Un mémo confidentiel fournis par l’ancien contractant de la NSA Edward Snowden demande à des hauts responsables de l’administration américaine de fournir à l’agence les numéros de téléphone de politiciens de haut rang à travers le monde afin qu’ils puissent être surveillés.

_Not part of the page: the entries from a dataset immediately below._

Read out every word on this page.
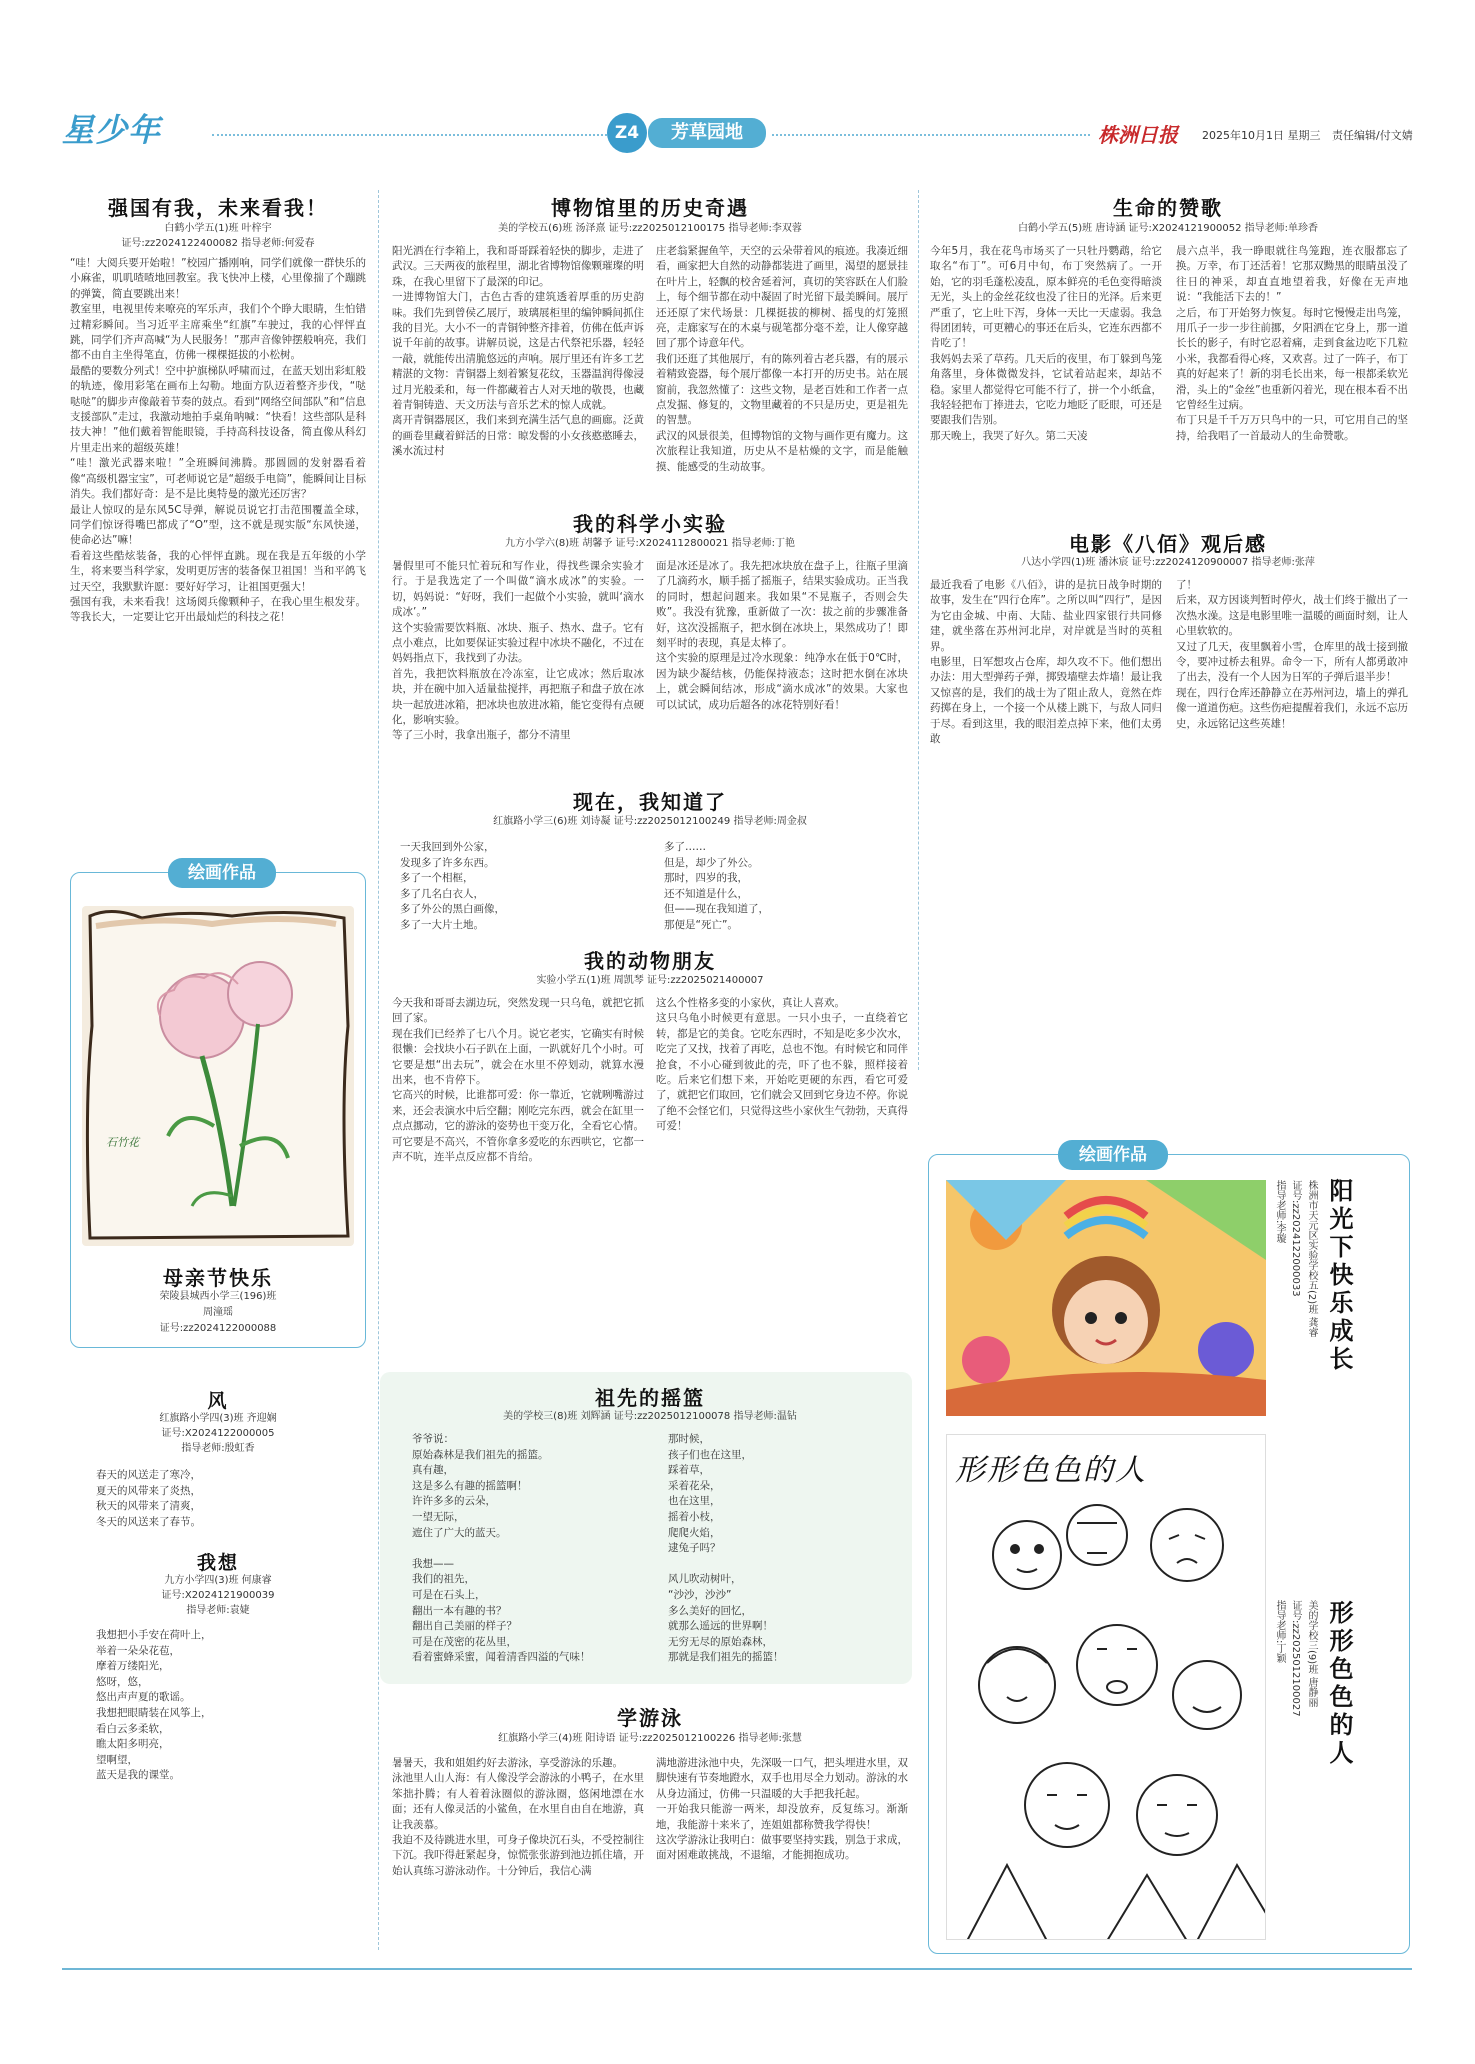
星少年	Z4	芳草园地	株洲日报 2025年10月1日 星期三 责任编辑/付文婧
强国有我，未来看我！
白鹤小学五(1)班 叶梓宇
证号:zz2024122400082 指导老师:何爱春
“哇！大阅兵要开始啦！”校园广播刚响，同学们就像一群快乐的小麻雀，叽叽喳喳地回教室。我飞快冲上楼，心里像揣了个蹦跳的弹簧，简直要跳出来！
教室里，电视里传来嘹亮的军乐声，我们个个睁大眼睛，生怕错过精彩瞬间。当习近平主席乘坐“红旗”车驶过，我的心怦怦直跳，同学们齐声高喊“为人民服务！”那声音像钟摆般响亮，我们都不由自主坐得笔直，仿佛一棵棵挺拔的小松树。
最酷的要数分列式！空中护旗梯队呼啸而过，在蓝天划出彩虹般的轨迹，像用彩笔在画布上勾勒。地面方队迈着整齐步伐，“哒哒哒”的脚步声像敲着节奏的鼓点。看到“网络空间部队”和“信息支援部队”走过，我激动地拍手桌角呐喊：“快看！这些部队是科技大神！”他们戴着智能眼镜，手持高科技设备，简直像从科幻片里走出来的超级英雄！
“哇！激光武器来啦！”全班瞬间沸腾。那圆圆的发射器看着像“高级机器宝宝”，可老师说它是“超级手电筒”，能瞬间让目标消失。我们都好奇：是不是比奥特曼的激光还厉害？
最让人惊叹的是东风5C导弹，解说员说它打击范围覆盖全球，同学们惊讶得嘴巴都成了“O”型，这不就是现实版“东风快递，使命必达”嘛！
看着这些酷炫装备，我的心怦怦直跳。现在我是五年级的小学生，将来要当科学家，发明更厉害的装备保卫祖国！当和平鸽飞过天空，我默默许愿：要好好学习，让祖国更强大！
强国有我，未来看我！这场阅兵像颗种子，在我心里生根发芽。等我长大，一定要让它开出最灿烂的科技之花！
绘画作品
石竹花
母亲节快乐
荣陵县城西小学三(196)班
周潼瑶
证号:zz2024122000088
风
红旗路小学四(3)班 齐迎娴
证号:X2024122000005
指导老师:殷虹香
春天的风送走了寒冷，
夏天的风带来了炎热，
秋天的风带来了清爽，
冬天的风送来了春节。
我想
九方小学四(3)班 何康睿
证号:X2024121900039
指导老师:袁婕
我想把小手安在荷叶上，
举着一朵朵花苞，
摩着万缕阳光，
悠呀，悠，
悠出声声夏的歌谣。
我想把眼睛装在风筝上，
看白云多柔软，
瞧太阳多明亮，
望啊望，
蓝天是我的课堂。
博物馆里的历史奇遇
美的学校五(6)班 汤泽熹 证号:zz2025012100175 指导老师:李双蓉
阳光洒在行李箱上，我和哥哥踩着轻快的脚步，走进了武汉。三天两夜的旅程里，湖北省博物馆像颗璀璨的明珠，在我心里留下了最深的印记。
一进博物馆大门，古色古香的建筑透着厚重的历史韵味。我们先到曾侯乙展厅，玻璃展柜里的编钟瞬间抓住我的目光。大小不一的青铜钟整齐排着，仿佛在低声诉说千年前的故事。讲解员说，这是古代祭祀乐器，轻轻一敲，就能传出清脆悠远的声响。展厅里还有许多工艺精湛的文物：青铜器上刻着繁复花纹，玉器温润得像浸过月光般柔和，每一件都藏着古人对天地的敬畏，也藏着青铜铸造、天文历法与音乐艺术的惊人成就。
离开青铜器展区，我们来到充满生活气息的画廊。泛黄的画卷里藏着鲜活的日常：晾发髻的小女孩憨憨睡去，溪水流过村
庄老翁紧握鱼竿，天空的云朵带着风的痕迹。我凑近细看，画家把大自然的动静都装进了画里，渴望的愿景挂在叶片上，轻飘的校舍延着河，真切的笑容跃在人们脸上，每个细节都在动中凝固了时光留下最美瞬间。展厅还还原了宋代场景：几棵挺拔的柳树、摇曳的灯笼照亮，走廊家写在的木桌与砚笔都分毫不差，让人像穿越回了那个诗意年代。
我们还逛了其他展厅，有的陈列着古老兵器，有的展示着精致瓷器，每个展厅都像一本打开的历史书。站在展窗前，我忽然懂了：这些文物，是老百姓和工作者一点点发掘、修复的，文物里藏着的不只是历史，更是祖先的智慧。
武汉的风景很美，但博物馆的文物与画作更有魔力。这次旅程让我知道，历史从不是枯燥的文字，而是能触摸、能感受的生动故事。
我的科学小实验
九方小学六(8)班 胡馨予 证号:X2024112800021 指导老师:丁艳
暑假里可不能只忙着玩和写作业，得找些课余实验才行。于是我选定了一个叫做“滴水成冰”的实验。一切，妈妈说：“好呀，我们一起做个小实验，就叫‘滴水成冰’。”
这个实验需要饮料瓶、冰块、瓶子、热水、盘子。它有点小难点，比如要保证实验过程中冰块不融化，不过在妈妈指点下，我找到了办法。
首先，我把饮料瓶放在冷冻室，让它成冰；然后取冰块，并在碗中加入适量盐搅拌，再把瓶子和盘子放在冰块一起放进冰箱，把冰块也放进冰箱，能它变得有点硬化，影响实验。
等了三小时，我拿出瓶子，都分不清里
面是冰还是冰了。我先把冰块放在盘子上，往瓶子里滴了几滴药水，顺手摇了摇瓶子，结果实验成功。正当我的同时，想起问题来。我如果“不晃瓶子，否则会失败”。我没有犹豫，重新做了一次：拔之前的步骤准备好，这次没摇瓶子，把水倒在冰块上，果然成功了！即刻平时的表现，真是太棒了。
这个实验的原理是过冷水现象：纯净水在低于0℃时，因为缺少凝结核，仍能保持液态；这时把水倒在冰块上，就会瞬间结冰，形成“滴水成冰”的效果。大家也可以试试，成功后超各的冰花特别好看！
现在，我知道了
红旗路小学三(6)班 刘诗凝 证号:zz2025012100249 指导老师:周金叔
一天我回到外公家，
发现多了许多东西。
多了一个相框，
多了几名白衣人，
多了外公的黑白画像，
多了一大片土地。
多了……
但是，却少了外公。
那时，四岁的我，
还不知道是什么，
但——现在我知道了，
那便是“死亡”。
我的动物朋友
实验小学五(1)班 周凯琴 证号:zz2025021400007
今天我和哥哥去湖边玩，突然发现一只乌龟，就把它抓回了家。
现在我们已经养了七八个月。说它老实，它确实有时候很懒：会找块小石子趴在上面，一趴就好几个小时。可它要是想“出去玩”，就会在水里不停划动，就算水漫出来，也不肯停下。
它高兴的时候，比谁都可爱：你一靠近，它就咧嘴游过来，还会表演水中后空翻；刚吃完东西，就会在缸里一点点挪动，它的游泳的姿势也干变万化，全看它心情。可它要是不高兴，不管你拿多爱吃的东西哄它，它都一声不吭，连半点反应都不肯给。
这么个性格多变的小家伙，真让人喜欢。
这只乌龟小时候更有意思。一只小虫子，一直绕着它转，都是它的美食。它吃东西时，不知是吃多少次水，吃完了又找，找着了再吃，总也不饱。有时候它和同伴抢食，不小心碰到彼此的壳，吓了也不躲，照样接着吃。后来它们想下来，开始吃更硬的东西，看它可爱了，就把它们取回，它们就会又回到它身边不停。你说了绝不会怪它们，只觉得这些小家伙生气勃勃，天真得可爱！
祖先的摇篮
美的学校三(8)班 刘辉涵 证号:zz2025012100078 指导老师:温钻
爷爷说：
原始森林是我们祖先的摇篮。
真有趣，
这是多么有趣的摇篮啊！
许许多多的云朵，
一望无际，
遮住了广大的蓝天。

我想——
我们的祖先，
可是在石头上，
翻出一本有趣的书？
翻出自己美丽的样子？
可是在茂密的花丛里，
看着蜜蜂采蜜，闻着清香四溢的气味！
那时候，
孩子们也在这里，
踩着草，
采着花朵，
也在这里，
摇着小枝，
爬爬火焰，
逮兔子吗？

风儿吹动树叶，
“沙沙，沙沙”
多么美好的回忆，
就那么遥远的世界啊！
无穷无尽的原始森林，
那就是我们祖先的摇篮！
学游泳
红旗路小学三(4)班 阳诗语 证号:zz2025012100226 指导老师:张慧
暑暑天，我和姐姐约好去游泳，享受游泳的乐趣。
泳池里人山人海：有人像没学会游泳的小鸭子，在水里笨拙扑腾；有人着着泳圈似的游泳圈，悠闲地漂在水面；还有人像灵活的小鲨鱼，在水里自由自在地游，真让我羡慕。
我迫不及待跳进水里，可身子像块沉石头，不受控制往下沉。我吓得赶紧起身，惊慌张张游到池边抓住墙，开始认真练习游泳动作。十分钟后，我信心满
满地游进泳池中央，先深吸一口气，把头埋进水里，双脚快速有节奏地蹬水，双手也用尽全力划动。游泳的水从身边涌过，仿佛一只温暖的大手把我托起。
一开始我只能游一两米，却没放弃，反复练习。渐渐地，我能游十来米了，连姐姐都称赞我学得快！
这次学游泳让我明白：做事要坚持实践，别急于求成，面对困难敢挑战，不退缩，才能拥抱成功。
生命的赞歌
白鹤小学五(5)班 唐诗涵 证号:X2024121900052 指导老师:单珍香
今年5月，我在花鸟市场买了一只牡丹鹦鹉，给它取名“布丁”。可6月中旬，布丁突然病了。一开始，它的羽毛蓬松凌乱，原本鲜亮的毛色变得暗淡无光，头上的金丝花纹也没了往日的光泽。后来更严重了，它上吐下泻，身体一天比一天虚弱。我急得团团转，可更糟心的事还在后头，它连东西都不肯吃了！
我妈妈去采了草药。几天后的夜里，布丁躲到鸟笼角落里，身体微微发抖，它试着站起来，却站不稳。家里人都觉得它可能不行了，拼一个小纸盒，我轻轻把布丁捧进去，它吃力地眨了眨眼，可还是要跟我们告别。
那天晚上，我哭了好久。第二天凌
晨六点半，我一睁眼就往鸟笼跑，连衣服都忘了换。万幸，布丁还活着！它那双黝黑的眼睛虽没了往日的神采，却直直地望着我，好像在无声地说：“我能活下去的！”
之后，布丁开始努力恢复。每时它慢慢走出鸟笼，用爪子一步一步往前挪，夕阳洒在它身上，那一道长长的影子，有时它忍着痛，走到食盆边吃下几粒小米，我都看得心疼，又欢喜。过了一阵子，布丁真的好起来了！新的羽毛长出来，每一根都柔软光滑，头上的“金丝”也重新闪着光，现在根本看不出它曾经生过病。
布丁只是千千万万只鸟中的一只，可它用自己的坚持，给我唱了一首最动人的生命赞歌。
电影《八佰》观后感
八达小学四(1)班 潘沐宸 证号:zz2024120900007 指导老师:张萍
最近我看了电影《八佰》，讲的是抗日战争时期的故事，发生在“四行仓库”。之所以叫“四行”，是因为它由金城、中南、大陆、盐业四家银行共同修建，就坐落在苏州河北岸，对岸就是当时的英租界。
电影里，日军想攻占仓库，却久攻不下。他们想出办法：用大型弹药子弹，掷毁墙壁去炸墙！最让我又惊喜的是，我们的战士为了阻止敌人，竟然在炸药掷在身上，一个接一个从楼上跳下，与敌人同归于尽。看到这里，我的眼泪差点掉下来，他们太勇敢
了！
后来，双方因谈判暂时停火，战士们终于撤出了一次热水澡。这是电影里唯一温暖的画面时刻，让人心里软软的。
又过了几天，夜里飘着小雪，仓库里的战士接到撤令，要冲过桥去租界。命令一下，所有人都勇敢冲了出去，没有一个人因为日军的子弹后退半步！
现在，四行仓库还静静立在苏州河边，墙上的弹孔像一道道伤疤。这些伤疤提醒着我们，永远不忘历史，永远铭记这些英雄！
绘画作品
阳光下快乐成长
株洲市天元区实验学校五(2)班 龚睿
证号:zz2024122000033
指导老师:李璇
形形色色的人
形形色色的人
美的学校三(9)班 唐静丽
证号:zz2025012100027
指导老师:丁颖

Cette révélation survient après celle selon laquelle la NSA aurait piraté le téléphone portable d’Angela Merkel, et en plein Conseil européen. Dans un éditorial le Guardian estime que

Dans toute l’UE, trop de dirigeants, à commencer par Angela Merkel, ont été lents et prudents dans leur réponse aux questions soulevées par les révélations d’Edward Snowden. Pourtant les révélations sur le piratage du téléphone de Mme Merkel, et très probablement de dirigeants du Brésil à la Grande-Bretagne aussi, sont un sujet taillé sur mesure pour une action collective européenne. Les enjeux sont simples : des alliés sûrs ne devraient pas s’espionner, et le soft power américain est affaibli par ses scandaleuses intrusions. Que l’ancien secrétaire d’Etat américain Henry Kissinger ait vraiment demandé : “Qui dois-je appeler quand je veux appeler l’Europe ?” ou pas, aujourd’hui est un jour où l’Europe devrait rappeler l’Amérique, et parler d’une seule voix.